07:07Effectivement, il y a des moments totalement non orthodoxes, des conflits intérieurs profonds qui sont éprouvés par la narratrice,
07:14qui, à des moments, elle n'en peut plus.
07:17Elle en arrive jusqu'à désirer que son amie meure à un moment, lorsque, quelques mois avant sa mort,
07:23elle décide de décorer tout son appartement et d'appeler des journalistes pour le faire photografer.
07:31Et la narratrice, à un moment, en fait, elle n'a plus les moyens et les instruments.
07:36Elle dit, mais tu sais quoi, en fait, moi, j'en peux plus.
07:39Quand est-ce que ça se termine, tout ça ?

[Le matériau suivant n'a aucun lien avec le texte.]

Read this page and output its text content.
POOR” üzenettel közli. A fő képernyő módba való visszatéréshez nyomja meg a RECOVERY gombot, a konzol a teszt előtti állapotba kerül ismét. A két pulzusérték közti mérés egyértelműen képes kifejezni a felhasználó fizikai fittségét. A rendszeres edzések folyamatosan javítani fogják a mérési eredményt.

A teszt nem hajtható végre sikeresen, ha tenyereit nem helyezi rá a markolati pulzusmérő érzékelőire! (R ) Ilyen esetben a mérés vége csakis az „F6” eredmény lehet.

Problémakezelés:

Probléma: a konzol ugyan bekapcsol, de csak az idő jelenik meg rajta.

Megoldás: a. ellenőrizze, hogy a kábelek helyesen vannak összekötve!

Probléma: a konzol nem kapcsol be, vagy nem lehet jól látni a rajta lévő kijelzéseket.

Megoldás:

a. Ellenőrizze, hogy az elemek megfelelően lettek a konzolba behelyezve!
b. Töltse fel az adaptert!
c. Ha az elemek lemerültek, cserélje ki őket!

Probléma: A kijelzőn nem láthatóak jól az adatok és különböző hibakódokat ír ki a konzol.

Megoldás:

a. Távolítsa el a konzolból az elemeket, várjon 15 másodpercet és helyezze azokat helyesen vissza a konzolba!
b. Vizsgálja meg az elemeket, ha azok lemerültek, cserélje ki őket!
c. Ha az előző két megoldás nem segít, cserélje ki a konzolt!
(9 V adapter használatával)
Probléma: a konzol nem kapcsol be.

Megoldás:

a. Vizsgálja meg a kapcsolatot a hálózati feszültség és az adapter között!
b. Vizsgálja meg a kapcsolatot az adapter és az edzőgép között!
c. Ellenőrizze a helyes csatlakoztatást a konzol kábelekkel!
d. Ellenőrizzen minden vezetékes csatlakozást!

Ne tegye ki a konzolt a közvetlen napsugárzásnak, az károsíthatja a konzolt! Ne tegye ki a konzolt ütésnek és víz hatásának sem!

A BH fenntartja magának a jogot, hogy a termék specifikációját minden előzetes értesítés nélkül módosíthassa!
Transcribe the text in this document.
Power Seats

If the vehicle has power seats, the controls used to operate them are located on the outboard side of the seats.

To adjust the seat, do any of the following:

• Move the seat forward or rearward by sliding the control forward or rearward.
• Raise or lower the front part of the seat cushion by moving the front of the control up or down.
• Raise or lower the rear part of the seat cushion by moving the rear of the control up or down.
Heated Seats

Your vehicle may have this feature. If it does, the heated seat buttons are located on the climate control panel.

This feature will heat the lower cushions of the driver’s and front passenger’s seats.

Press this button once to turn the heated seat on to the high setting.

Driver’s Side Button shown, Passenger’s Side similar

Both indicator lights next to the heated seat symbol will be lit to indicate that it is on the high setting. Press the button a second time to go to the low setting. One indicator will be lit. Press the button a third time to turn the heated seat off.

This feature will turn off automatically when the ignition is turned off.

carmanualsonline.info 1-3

07:41Et tout cela est effectivement pas très joli à ressentir, mais il fallait le dire.
07:47Parce que c'est tout à fait normal.
07:49Oui, c'est humain, finalement.
07:50C'est humain, mais c'est difficile.
07:51Il fallait le dire comme vous le faites, d'ailleurs, très bien.
07:56Mais c'est quelque chose qui a longtemps été difficilement admis.
07:59Là, les personnes qui accompagnent des malades le disent un peu plus qu'avant.
08:05Mais c'est compliqué d'expliquer qu'on passe par des phases paradoxales, ambivalentes, en fait.
08:11C'est ça que vous expliquez très bien.
08:13Mais c'est aussi, quand même, avant tout, le roman d'une amitié un peu folle,
08:18un peu baroque entre Zoé et la narratrice.
08:22L'amitié est quelque chose de très, très sérieux dans la vie.
08:26C'est un pacte définitif.
08:28On ne choisit pas notre famille.
08:30Les relations sentimentales peuvent être assez nombreuses dans une vie, finalement,
08:37surtout dans la société où nous sommes.
08:38L'amitié peut jaillir tel un coup de foudre.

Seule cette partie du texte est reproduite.